Elliot leaned back, the leather of the booth creaking. He tried for a casual shrug, though his eyes remained on the books. “We’ve all been here for a couple of years now. If something ‘weird’ was going to happen, it probably would have happened by now. Maybe we missed our window.”

“You have a point,” Lyra noted, though she sounded like she was trying to convince herself. She tossed her empty cup into the trash can with a definitive thud. “It’s probably nothing. Or like Elliot said—the moment passed us by.”
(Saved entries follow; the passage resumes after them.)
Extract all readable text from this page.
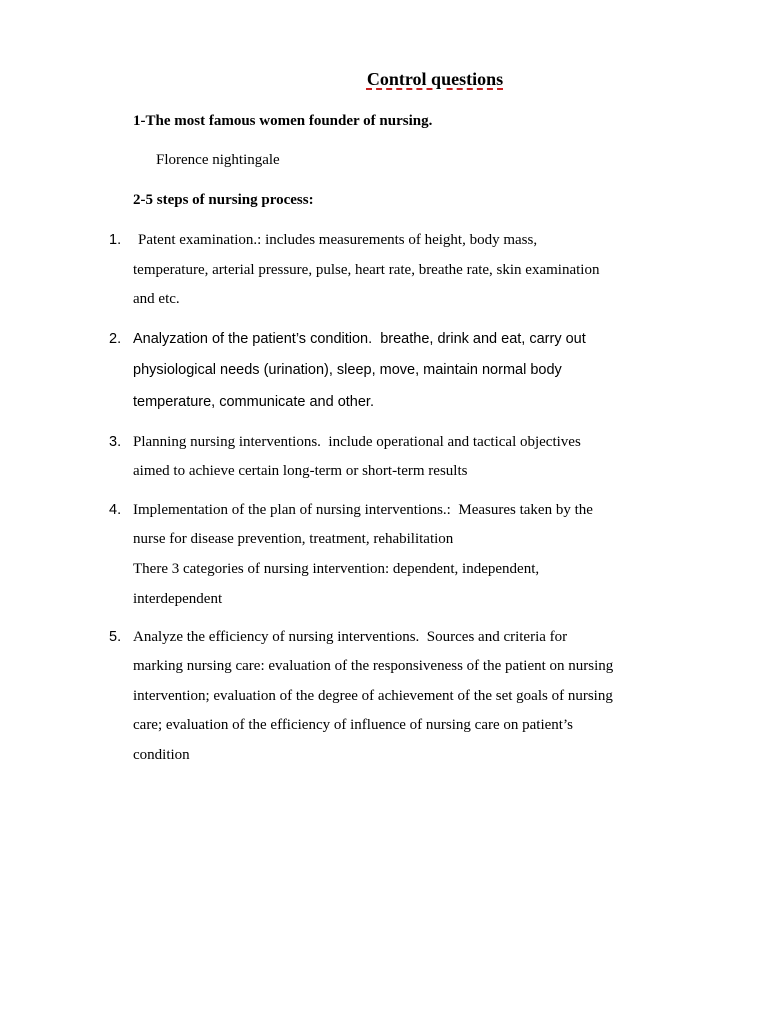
Control questions
1-The most famous women founder of nursing.
Florence nightingale
2-5 steps of nursing process:
1. Patent examination.: includes measurements of height, body mass,
temperature, arterial pressure, pulse, heart rate, breathe rate, skin examination
and etc.
2. Analyzation of the patient’s condition. breathe, drink and eat, carry out
physiological needs (urination), sleep, move, maintain normal body
temperature, communicate and other.
3. Planning nursing interventions. include operational and tactical objectives
aimed to achieve certain long-term or short-term results
4. Implementation of the plan of nursing interventions.: Measures taken by the
nurse for disease prevention, treatment, rehabilitation
There 3 categories of nursing intervention: dependent, independent,
interdependent
5. Analyze the efficiency of nursing interventions. Sources and criteria for
marking nursing care: evaluation of the responsiveness of the patient on nursing
intervention; evaluation of the degree of achievement of the set goals of nursing
care; evaluation of the efficiency of influence of nursing care on patient’s
condition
Raven didn’t argue. She silently packed the books into her bag, the weight of the knowledge feeling heavier than the paper itself.

“Let’s head back to the dorms,” Raven said, throwing the bag over her shoulder as they stood to leave. “We have rehearsal for When The Curtain Falls in the morning. We can’t be zombies for rehearsal.”

They walked out into the falling snow, their breath blooming in white clouds. They chatted about mundane things—hobbies, theater, and the new trick Roman had taught his dog, Juliette. The strange quotes were momentarily forgotten, pushed into the back of their minds to make room for the lives of normal students.

But as the group split up and the girls settled into their dorm for the night, the silence of the room felt heavy. Raven and Lyra lay in the dark, staring at the ceiling. They had told themselves it was just a myth. They had laid the conversation to rest.

But as sleep finally took them, a cold, restless feeling lingered in the air—the feeling of a curtain about to rise on a play they hadn’t auditioned for.